Battlestar Galactica: Islanded in a Stream of Stars

This week, the Great Ship Galactica falls apart. So do a lot of people.

If you haven’t seen the show, or the most recent episode, and you care about that sort of thing, don’t click to the next page. There be spoilers, and lots of them; you’ve been warned.

Last week, I said that I really didn’t want any more answers, I just wanted more questions, but I didn’t want to wait another week for another episode. “Islanded in a Stream of Stars” somehow managed to split the difference between those conflicting emotions; I didn’t get any answers, but I also didn’t get any new questions, just the old ones floating around my brain.

I can forgive that; we’re at the penultimate episode of a show that changed my life in three months, so it’s probably appropriate that this episode is all about death.

As has been shown ad nauseum, the ship herself, Bill Adama’s number one woman, is dying; the crew has tried medicines, old and new, but there is no saving her this time. She can’t transform herself, her people need to transform.

Of course, Adama is taking that the hardest, but he comes around when he finally sees that her death, while painful, doesn’t have to be the end; once again, Gaius Baltar gives him the key he needs to accept the truth, even if Baltar still manages to be a total dick while spewing a message of hope. From Galactica’s parts, others ships in the fleet can heal themselves; from her bones, life springs forward.

In other death news, after last week’s revelations, Starbuck asks Baltar to help her figure out who she is, and the answer is one she’s always known; Kara Thrace died in that “maelstrom” and her body was burnt on the shores of a ruined garden. This new woman, Starbuck the White is as good of phrase as any, has her memories and her body, but she’s something new and has finally accepted that. It’s not the full answer, I’m sure that’s going to come, but for now it’s enough to ease her doubt.

 Comatose Anders is another discovering his new self; the Cylons have essentially made him a Hybrid, and he hooks himself into Galactica’s systems. Like the Hybrid’s before him, he has ominous warnings for Starbuck, but no answers that we can figure out just yet. I imagine this means, like Starbuck, the Anders we knew is gone, but he lives anyway. Who knows what will happen to him when Galactica is gone for good.

Also on her own journey of self-discovery is Boomer; once again, she’s found herself in charge of the kidnapped offspring of her other self and once again, the child refuses to bond with her. This time though, Boomer pulls Hera into her and Chief’s dream house and gets a glimpse of what that fantasy would be like in real life. She can pretend (and well, act like) she doesn’t have a soul, she can betray everyone who once cared about her, but she can’t shut her heart off to the life she still wants. Of course, this is Boomer, so who knows what, if anything, will become of her change of soul.
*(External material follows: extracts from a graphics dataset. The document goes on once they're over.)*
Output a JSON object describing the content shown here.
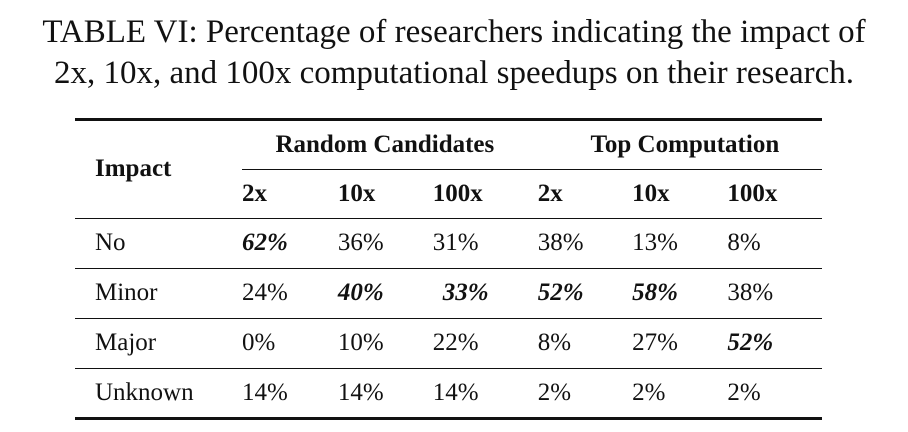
{
  "caption": {
    "line1": "TABLE VI: Percentage of researchers indicating the impact of",
    "line2": "2x, 10x, and 100x computational speedups on their research."
  },
  "table": {
    "row_header": "Impact",
    "groups": [
      "Random Candidates",
      "Top Computation"
    ],
    "subheaders": [
      "2x",
      "10x",
      "100x",
      "2x",
      "10x",
      "100x"
    ],
    "rows": [
      {
        "label": "No",
        "values": [
          "62%",
          "36%",
          "31%",
          "38%",
          "13%",
          "8%"
        ],
        "bold": [
          true,
          false,
          false,
          false,
          false,
          false
        ]
      },
      {
        "label": "Minor",
        "values": [
          "24%",
          "40%",
          "33%",
          "52%",
          "58%",
          "38%"
        ],
        "bold": [
          false,
          true,
          true,
          true,
          true,
          false
        ]
      },
      {
        "label": "Major",
        "values": [
          "0%",
          "10%",
          "22%",
          "8%",
          "27%",
          "52%"
        ],
        "bold": [
          false,
          false,
          false,
          false,
          false,
          true
        ]
      },
      {
        "label": "Unknown",
        "values": [
          "14%",
          "14%",
          "14%",
          "2%",
          "2%",
          "2%"
        ],
        "bold": [
          false,
          false,
          false,
          false,
          false,
          false
        ]
      }
    ]
  }
}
Will she be a Gollum, whose betrayal helped the good guys in the end, or a Vader, whose return the light killed him and saved everyone else? I think she’s a dead woman walking, but I’ve been wrong before.

But you know who’s not dead? President Roslin. No denying it, after a convincing Galactica Watercooler podcast about “Someone to Watch Over Me,” I was worried. Yes, she’s the second name in the main credits, but this is the type of show that would kill the second name in the opening credits. I don’t hold much hope that she’ll survive the show, but for now, she’s got her love reading to her while she’s recuperating, she’s still got the Opera House visions to contemplate and she’s still pushing Adama to do what needs doing. In other words, she’s still there.

Whew, what a show. It was quieter and slower than I expected, but a nice character piece nonetheless. One complaint though; where’s Chief in all this death???

I found out after I watched the episode that 1) that Chief is in the brig for his role in Boomer’s escape, and 2) that we’ll see that scene in an extended version when the DVDs come out. I know that the episode is only 43 minutes long and there’s only so much time, and while I’d rather wait for his storyline to be properly addressed, I hate waiting. I suspect there’s going to be some massive forgiveness happening next week, and maybe he’ll be a part of that. Or maybe Helo and Athena will solve that problem themselves. Who knows?

That’s basically the general mood of the episode; it’s the last step before the final story and all sorts of balls hang in the air. “Islanded in a Stream of Stars” was an hour of death, about leaving behind the broken pieces and moving forward. I’m hopeful that “Daybreak” will be about life and its continued existence. I’m still expecting (and trying to prepare for) a bloodbath, but I want hope at the end, even if it’s only a sliver.

As I felt beginning with “Deadlock,” I like where this is going. Three hours left.